The Wolfpack added another veteran to its offense in late July: graduate student wide receiver Bradley Rozner, who transferred from Rice for his eighth — yes, eighth — year of college football. Rozner missed the 2016, 2017, 2020 and 2021 seasons due to injuries, which gave him the necessary eligibility.

Rozner has seen it all, albeit at a Group of Five school, and he led Rice with 876 receiving yards and 10 touchdowns last season. But he said Armstrong has taught him a thing or two since he arrived in Raleigh. 

“Having a veteran quarterback who has played Power Five football in the ACC, he’s got a lot of experience,” Rozner said. “Being able to learn from him at this level has been huge.”

Armstrong also gives the Wolfpack something Leary did not. Leary was not a threat to run, but Armstrong, according to Doeren in an interview on ACC Network, once ran for an 80-yard touchdown in spring practice. 

NC State clocked him at 20 miles per hour on its GPS. Doeren, in his 11th season in Raleigh, said he has not had a quarterback in his time with the Wolfpack who could do that. He believes an offense led by Armstrong, if he’s at his best, can be incredibly dangerous. 

“I think the ceiling is being the best in the league,” Doeren said at ACC Kickoff in late July. “That’s our goal. We can’t control the stats and all the things outside the ACC. We have to try to win the ACC.” 

Notre Dame’s Hartman Takes Aim At Old Nemesis

Hartman is 1-2 in his career against the Wolfpack, and he made some throws he’d like to have back in 2021 and 2022. The former Demon Deacon threw 6 interceptions in those two games — first in a thrilling 45-42 win but then in a 30-21 loss last year. 

Of the three NC State defensive backs that picked off Hartman in the Wolfpack win, two return in 2023: senior safety Jakeen Harris and junior cornerback Aydan White

White is the star of NC State’s defense, intercepting 4 passes and defending 9 more on his way to a first-team All-ACC season. White played 482 coverage snaps in 2022, according to PFF, and did not allow a touchdown. That was the most in the nation. 

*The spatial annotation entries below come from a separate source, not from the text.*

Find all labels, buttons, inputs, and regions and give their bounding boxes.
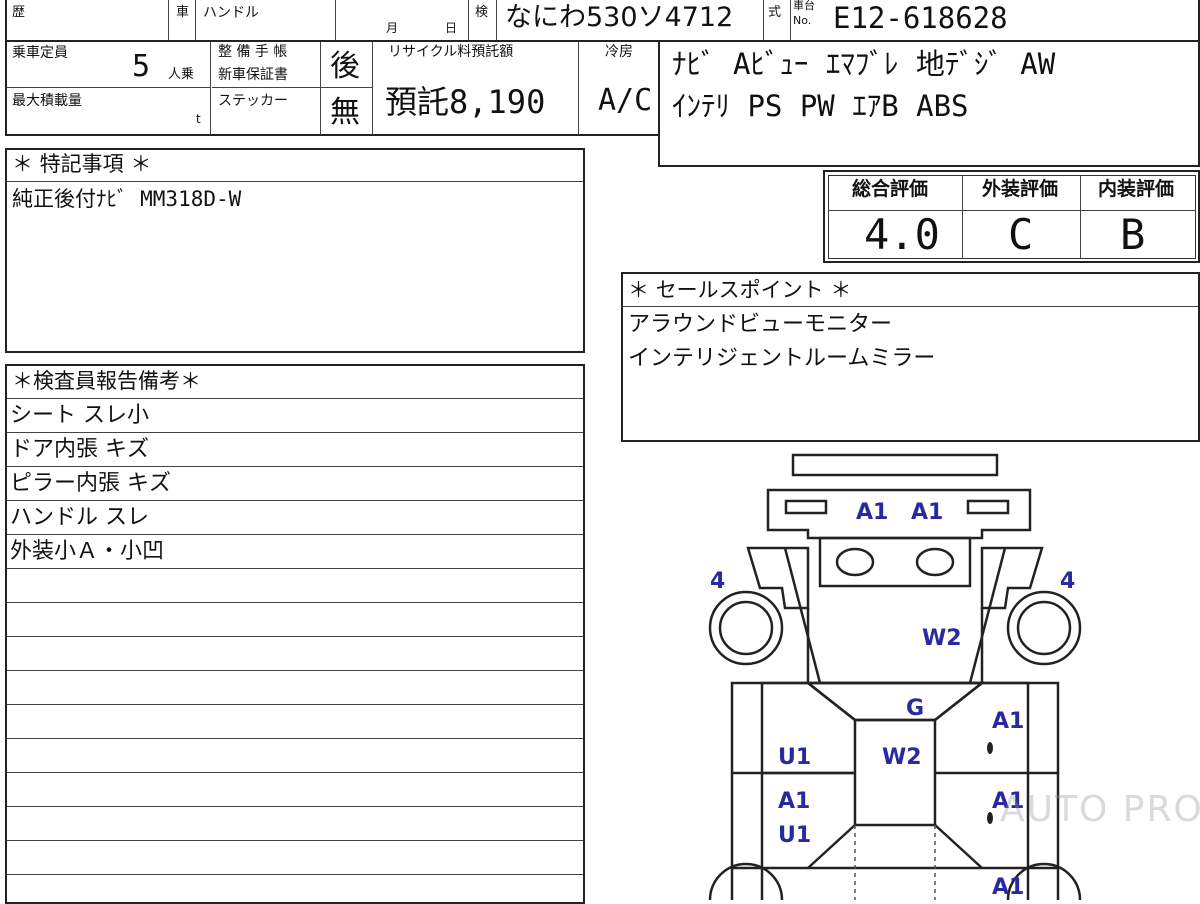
special-notes-line: 純正後付ﾅﾋﾞ MM318D-W bbox=[12, 187, 242, 211]
mark-front-bumper-right: A1 bbox=[911, 500, 943, 525]
max-load-label: 最大積載量 bbox=[12, 93, 82, 109]
report-row: ドア内張 キズ bbox=[10, 437, 149, 462]
maintenance-label-2: 新車保証書 bbox=[218, 67, 288, 83]
equipment-line-1: ﾅﾋﾞ Aﾋﾞｭｰ ｴﾏﾌﾞﾚ 地ﾃﾞｼﾞ AW bbox=[672, 47, 1056, 81]
equipment-line-2: ｲﾝﾃﾘ PS PW ｴｱB ABS bbox=[672, 89, 969, 123]
report-rule-line bbox=[7, 704, 583, 705]
interior-value: B bbox=[1120, 210, 1146, 259]
plate-number: なにわ530ソ4712 bbox=[505, 2, 734, 33]
report-rule-line bbox=[7, 806, 583, 807]
report-rule-line bbox=[7, 534, 583, 535]
mark-right-rear-fender: A1 bbox=[992, 875, 1024, 900]
report-rule-line bbox=[7, 466, 583, 467]
month-label: 月 bbox=[386, 21, 399, 35]
car-label: 車 bbox=[176, 5, 190, 20]
report-rule-line bbox=[7, 670, 583, 671]
report-rule-line bbox=[7, 840, 583, 841]
chassis-label-no: No. bbox=[793, 14, 812, 27]
sticker-value: 無 bbox=[330, 95, 360, 130]
watermark: AUTO PRO bbox=[1000, 789, 1200, 830]
cooler-value: A/C bbox=[598, 83, 653, 118]
report-rule-line bbox=[7, 500, 583, 501]
mark-hood: G bbox=[906, 696, 924, 721]
report-row: シート スレ小 bbox=[10, 403, 149, 428]
history-label: 歴 bbox=[12, 5, 26, 20]
maintenance-label-1: 整 備 手 帳 bbox=[218, 44, 288, 60]
mark-left-front-door: U1 bbox=[778, 745, 811, 770]
report-rule-line bbox=[7, 602, 583, 603]
mark-left-rear-door-2: U1 bbox=[778, 823, 811, 848]
mark-front-left-wheel: 4 bbox=[710, 569, 725, 594]
report-row: ピラー内張 キズ bbox=[10, 471, 171, 496]
chassis-label-top: 車台 bbox=[793, 0, 815, 12]
recycle-label: リサイクル料預託額 bbox=[388, 44, 514, 60]
mark-roof-glass: W2 bbox=[882, 745, 922, 770]
sales-point-2: インテリジェントルームミラー bbox=[628, 346, 936, 371]
report-rule-line bbox=[7, 568, 583, 569]
maintenance-value: 後 bbox=[330, 49, 360, 84]
sticker-label: ステッカー bbox=[218, 93, 288, 109]
special-notes-box bbox=[5, 148, 585, 353]
capacity-value: 5 bbox=[132, 49, 151, 84]
handle-label: ハンドル bbox=[203, 5, 259, 21]
inspector-report-title: ＊検査員報告備考＊ bbox=[12, 369, 201, 393]
car-damage-diagram: A1 A1 4 4 W2 G W2 A1 U1 A1 U1 A1 A1 bbox=[708, 453, 1082, 900]
special-notes-title: ＊ 特記事項 ＊ bbox=[12, 152, 152, 176]
day-label: 日 bbox=[445, 21, 458, 35]
inspection-label: 検 bbox=[475, 5, 489, 20]
overall-value: 4.0 bbox=[864, 210, 940, 259]
max-load-unit: t bbox=[196, 112, 201, 126]
interior-label: 内装評価 bbox=[1098, 178, 1175, 200]
mark-front-bumper-left: A1 bbox=[856, 500, 888, 525]
report-rule-line bbox=[7, 772, 583, 773]
mark-right-front-door: A1 bbox=[992, 709, 1024, 734]
sales-point-1: アラウンドビューモニター bbox=[628, 312, 893, 337]
report-rule-line bbox=[7, 738, 583, 739]
capacity-unit: 人乗 bbox=[168, 67, 195, 82]
report-rule-line bbox=[7, 398, 583, 399]
mark-windshield: W2 bbox=[922, 626, 962, 651]
recycle-value: 預託8,190 bbox=[385, 83, 546, 121]
cooler-label: 冷房 bbox=[605, 44, 633, 60]
report-rule-line bbox=[7, 874, 583, 875]
mark-left-rear-door-1: A1 bbox=[778, 789, 810, 814]
report-rule-line bbox=[7, 636, 583, 637]
exterior-value: C bbox=[1008, 210, 1034, 259]
report-row: 外装小Ａ・小凹 bbox=[10, 539, 165, 564]
overall-label: 総合評価 bbox=[852, 178, 929, 200]
capacity-label: 乗車定員 bbox=[12, 45, 68, 61]
mark-front-right-wheel: 4 bbox=[1060, 569, 1075, 594]
report-rule-line bbox=[7, 432, 583, 433]
exterior-label: 外装評価 bbox=[982, 178, 1059, 200]
report-row: ハンドル スレ bbox=[10, 505, 149, 530]
type-label: 式 bbox=[768, 5, 782, 20]
sales-points-title: ＊ セールスポイント ＊ bbox=[628, 278, 852, 302]
chassis-number: E12-618628 bbox=[833, 1, 1008, 35]
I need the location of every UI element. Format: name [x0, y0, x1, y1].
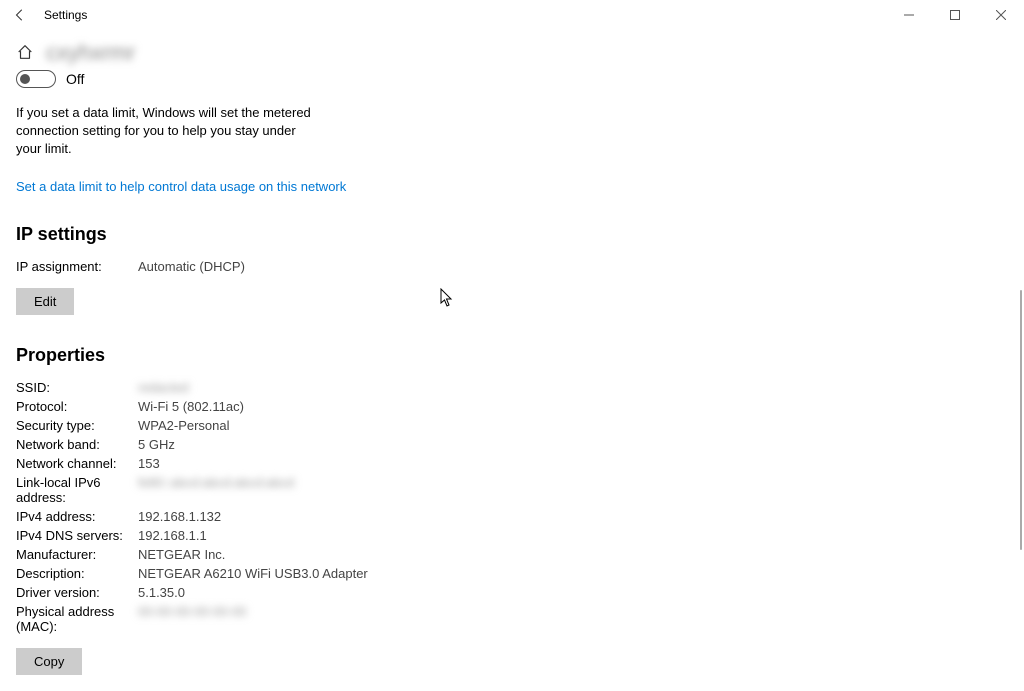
- copy-button[interactable]: Copy: [16, 648, 82, 675]
- properties-list: SSID:redactedProtocol:Wi-Fi 5 (802.11ac)…: [16, 380, 714, 634]
- page-content: cxyhxrmr Off If you set a data limit, Wi…: [0, 30, 730, 691]
- ip-assignment-label: IP assignment:: [16, 259, 138, 274]
- network-name: cxyhxrmr: [46, 40, 135, 66]
- scrollbar[interactable]: [1020, 290, 1022, 550]
- property-row: Description:NETGEAR A6210 WiFi USB3.0 Ad…: [16, 566, 714, 581]
- set-data-limit-link[interactable]: Set a data limit to help control data us…: [16, 179, 346, 194]
- titlebar: Settings: [0, 0, 1024, 30]
- metered-description: If you set a data limit, Windows will se…: [16, 104, 316, 159]
- property-value: 00-00-00-00-00-00: [138, 604, 246, 634]
- property-key: Driver version:: [16, 585, 138, 600]
- home-icon: [16, 43, 36, 63]
- arrow-left-icon: [13, 8, 27, 22]
- property-key: IPv4 address:: [16, 509, 138, 524]
- back-button[interactable]: [8, 3, 32, 27]
- minimize-icon: [904, 10, 914, 20]
- metered-toggle-row: Off: [16, 70, 714, 88]
- property-value: NETGEAR A6210 WiFi USB3.0 Adapter: [138, 566, 368, 581]
- property-key: Network channel:: [16, 456, 138, 471]
- property-value: 153: [138, 456, 160, 471]
- property-row: IPv4 address:192.168.1.132: [16, 509, 714, 524]
- property-key: Manufacturer:: [16, 547, 138, 562]
- property-row: Driver version:5.1.35.0: [16, 585, 714, 600]
- property-value: NETGEAR Inc.: [138, 547, 225, 562]
- property-value: 5.1.35.0: [138, 585, 185, 600]
- property-key: Physical address (MAC):: [16, 604, 138, 634]
- property-row: Link-local IPv6 address:fe80::abcd:abcd:…: [16, 475, 714, 505]
- property-value: 192.168.1.1: [138, 528, 207, 543]
- property-key: SSID:: [16, 380, 138, 395]
- property-value: redacted: [138, 380, 189, 395]
- toggle-knob: [20, 74, 30, 84]
- maximize-button[interactable]: [932, 0, 978, 30]
- maximize-icon: [950, 10, 960, 20]
- property-key: Protocol:: [16, 399, 138, 414]
- property-key: IPv4 DNS servers:: [16, 528, 138, 543]
- property-value: WPA2-Personal: [138, 418, 230, 433]
- ip-assignment-row: IP assignment: Automatic (DHCP): [16, 259, 714, 274]
- property-row: Manufacturer:NETGEAR Inc.: [16, 547, 714, 562]
- property-value: 5 GHz: [138, 437, 175, 452]
- property-row: Security type:WPA2-Personal: [16, 418, 714, 433]
- property-row: Physical address (MAC):00-00-00-00-00-00: [16, 604, 714, 634]
- network-header: cxyhxrmr: [16, 40, 714, 66]
- edit-button[interactable]: Edit: [16, 288, 74, 315]
- close-button[interactable]: [978, 0, 1024, 30]
- property-row: Network channel:153: [16, 456, 714, 471]
- property-value: Wi-Fi 5 (802.11ac): [138, 399, 244, 414]
- ip-assignment-value: Automatic (DHCP): [138, 259, 245, 274]
- property-row: Network band:5 GHz: [16, 437, 714, 452]
- metered-toggle[interactable]: [16, 70, 56, 88]
- property-key: Description:: [16, 566, 138, 581]
- property-value: 192.168.1.132: [138, 509, 221, 524]
- property-value: fe80::abcd:abcd:abcd:abcd: [138, 475, 294, 505]
- close-icon: [996, 10, 1006, 20]
- metered-toggle-label: Off: [66, 71, 84, 87]
- properties-heading: Properties: [16, 345, 714, 366]
- property-key: Link-local IPv6 address:: [16, 475, 138, 505]
- property-key: Network band:: [16, 437, 138, 452]
- window-controls: [886, 0, 1024, 30]
- titlebar-title: Settings: [44, 8, 87, 22]
- property-key: Security type:: [16, 418, 138, 433]
- property-row: SSID:redacted: [16, 380, 714, 395]
- ip-settings-heading: IP settings: [16, 224, 714, 245]
- property-row: IPv4 DNS servers:192.168.1.1: [16, 528, 714, 543]
- property-row: Protocol:Wi-Fi 5 (802.11ac): [16, 399, 714, 414]
- minimize-button[interactable]: [886, 0, 932, 30]
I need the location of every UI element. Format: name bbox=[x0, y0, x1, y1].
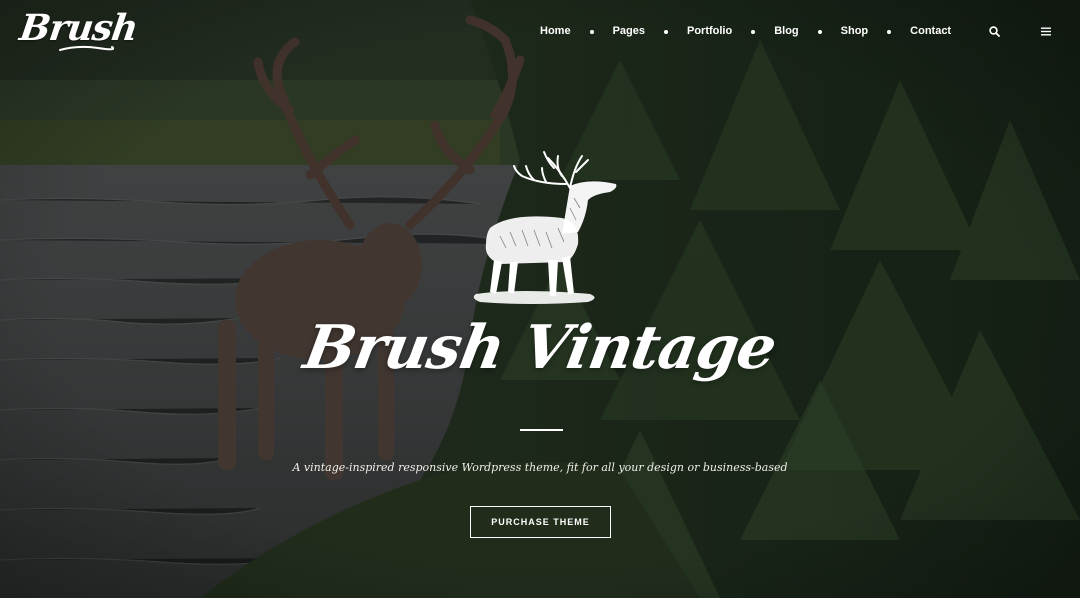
nav-separator bbox=[589, 30, 594, 34]
nav-pages[interactable]: Pages bbox=[613, 25, 645, 37]
nav-blog[interactable]: Blog bbox=[774, 25, 798, 37]
hamburger-menu-icon[interactable] bbox=[1038, 22, 1054, 40]
nav-separator bbox=[887, 30, 892, 34]
hero-section: Brush Home Pages Portfolio Blog Shop Con… bbox=[0, 0, 1080, 598]
nav-shop[interactable]: Shop bbox=[841, 25, 869, 37]
search-icon[interactable] bbox=[986, 22, 1002, 40]
purchase-theme-button[interactable]: PURCHASE THEME bbox=[470, 506, 611, 538]
nav-contact[interactable]: Contact bbox=[910, 25, 951, 37]
title-divider bbox=[520, 429, 563, 431]
nav-home[interactable]: Home bbox=[540, 25, 571, 37]
nav-separator bbox=[751, 30, 756, 34]
nav-separator bbox=[817, 30, 822, 34]
nav-portfolio[interactable]: Portfolio bbox=[687, 25, 732, 37]
stag-emblem-icon bbox=[473, 151, 617, 304]
hero-tagline: A vintage-inspired responsive Wordpress … bbox=[292, 461, 788, 474]
nav-separator bbox=[663, 30, 668, 34]
site-header: Brush Home Pages Portfolio Blog Shop Con… bbox=[0, 0, 1080, 62]
main-nav: Home Pages Portfolio Blog Shop Contact bbox=[540, 22, 951, 40]
hero-title: Brush Vintage bbox=[0, 308, 1080, 388]
hero-title-text: Brush Vintage bbox=[298, 313, 782, 383]
logo-swash bbox=[59, 45, 114, 51]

Harris had the first pick. Hartman faced pressure on a third-and-13, so he tried to step up and hit slot receiver Taylor Morin near the first-down marker. He didn’t see Harris waiting underneath, and he threw it right to him. 

On the first play of the fourth quarter, with NC State holding a 13-point lead, Hartman made his final big mistake of the night. Again under pressure, Hartman fired a pass that was short and behind receiver A.T. Perry. White, trailing in coverage, made Wake Forest pay. 

“That’s a really good defense,” Wake coach Dave Clawson said. “We had a good week of practice, and we gave good effort, but I thought our execution at times was not there. We just made too many mistakes, and we are a team that can’t turn the ball over.” 

Hartman came close to an interception in the third quarter of his otherwise stellar Notre Dame debut. He threw to senior slot receiver Chris Tyree, running a 10-yard curl route, on third-and-11 at the Navy 24-yard line. He did not see Midshipmen safety Rayuan Lane sitting on the route, and if Lane timed his jump correctly it could have been six points the other way. 

On Aug. 28, Freeman told reporters that Hartman could have made a better read there. But he admitted he was being picky. Notre Dame’s aggressiveness in the transfer portal rewarded the Irish with a star at the most important position in football. 

Doeren and the Wolfpack hope their graduate transfer gambit pays off, too.